Io e lui eravamo amici dal primo anno. Prima che diventasse alto un metro e ottantacinque e così propenso alle stronzate.
Quando eravamo entrambi due emarginati che non c'entravano nulla in quel posto.
Poi lui si era fatto strada a forza nel gruppo "in". Il suo biglietto d'ingresso: la droga e il contrabbando di cose "particolari" e introvabili.
Non appoggiavo le sue scelte ma era mio amico e gli volevo bene. Era grazie a lui se ero sopravvissuta alle noiose lezioni degli anni precedenti. Per fortuna finivamo spesso insieme nei corsi e nonostante non fossimo mai stai compagni di banco (fino a quel momento), ci mettevamo comunque sempre vicini. Spesso lui dietro e io davanti. Io lo coprivo mentre dormiva o mentre progettava qualcosa di illegale e lui mi suggeriva le risposte molto difficili dei compiti che dovevamo sostenere e mi faceva schiattare dal ridere. Io non ridevo facilmente, le cose stupide, (stile torte in faccia e cadute spettacolari) non mi facevano dirvertire.
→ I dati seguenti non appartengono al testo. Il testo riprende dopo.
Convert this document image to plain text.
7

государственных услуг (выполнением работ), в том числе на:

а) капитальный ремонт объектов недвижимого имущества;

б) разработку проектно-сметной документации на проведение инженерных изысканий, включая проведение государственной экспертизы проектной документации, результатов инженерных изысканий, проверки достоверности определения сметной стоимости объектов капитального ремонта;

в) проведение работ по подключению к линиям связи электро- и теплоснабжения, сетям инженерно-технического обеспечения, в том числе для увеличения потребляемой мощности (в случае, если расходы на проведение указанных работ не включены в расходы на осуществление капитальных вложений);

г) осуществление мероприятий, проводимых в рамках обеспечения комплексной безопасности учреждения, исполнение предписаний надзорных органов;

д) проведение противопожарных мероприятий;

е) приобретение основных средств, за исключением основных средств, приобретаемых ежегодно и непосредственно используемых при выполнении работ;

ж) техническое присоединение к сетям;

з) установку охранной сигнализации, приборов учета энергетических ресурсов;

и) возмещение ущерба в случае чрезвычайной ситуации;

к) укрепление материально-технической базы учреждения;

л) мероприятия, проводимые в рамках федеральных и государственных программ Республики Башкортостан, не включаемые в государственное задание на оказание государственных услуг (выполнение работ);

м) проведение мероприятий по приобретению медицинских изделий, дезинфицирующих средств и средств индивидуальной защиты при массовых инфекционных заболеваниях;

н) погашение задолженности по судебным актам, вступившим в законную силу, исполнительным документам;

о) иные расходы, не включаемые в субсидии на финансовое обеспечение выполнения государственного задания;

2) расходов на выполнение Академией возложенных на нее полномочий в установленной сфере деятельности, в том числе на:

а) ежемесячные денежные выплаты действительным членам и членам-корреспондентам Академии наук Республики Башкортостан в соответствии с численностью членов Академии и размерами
Ridevo per la sottigliezza delle battute, per il sarcasmo e l'ironia celate, per la satira. Ma quando Vince apriva bocca ero già con il sorriso stampato in faccia.

Aveva questa capacità di farmi ridere fino alle lacrime che mi spaventava e mi aveva già cacciato in non pochi guai. Forse per quel suo misto di faccia tosta, sorriso furbo e sguardo vispo accompagnato alla sul acume tagliente e il suo essere un bravo oratore. Vince era davvero intelligente.
Quel tipo di intelligenza che ti permettere di leggere una  qualsiasi informazione per averla già immagazzinata nella memoria, lui non aveva bisogno di studiare per ore sui libri. Tutti noi dovevamo essere bravi per andare ad una scuola del genere, ma lui era davvero molto bravo. Ed era forse anche per questo che i prof lo odiavano e si accanivano così tanto su di lui. Non potevano concepire una persona come Vince, un "figlio di nessuno", che andasse così bene a scuola. Lo interrogavano, gli devono "compiti speciali" a parte (affinché lui non potesse copiare), lo torchiavano stretto aspettando il minimo passo falso, ma lui non cadeva. Aveva anche un fratello, che veniva con noi a scuola. Ma di lui parlerò dopo.
-"Devo andare Cass. Faccio tardi a lezione."
Si piegò su di me, mi strinse la mandibola fra pollice e indice e ruotandomi la testa di lato mi schioccò un bacio sulla guancia.
-"Aia", feci finta di lamentarmi mentre lui, ignorandomi, si stava già allontanando con le sue lunghe falcate.

Nelle successive lezioni finì in classe con ragazzi e ragazze che già conoscevo, ma non vidi nessun volto amico.
Al suono della quarta campanella ero così stanca (per la notte passata quasi insonne), arrabbiata (per l'orario pressante che avevo dovuto seguire) e delusa (perché non avevo ancora visto nessuna della mie amiche) che decisi definitivamente che mi sarei andata a nascondere e a dormire da qualche parte invece di andare all'assemblea.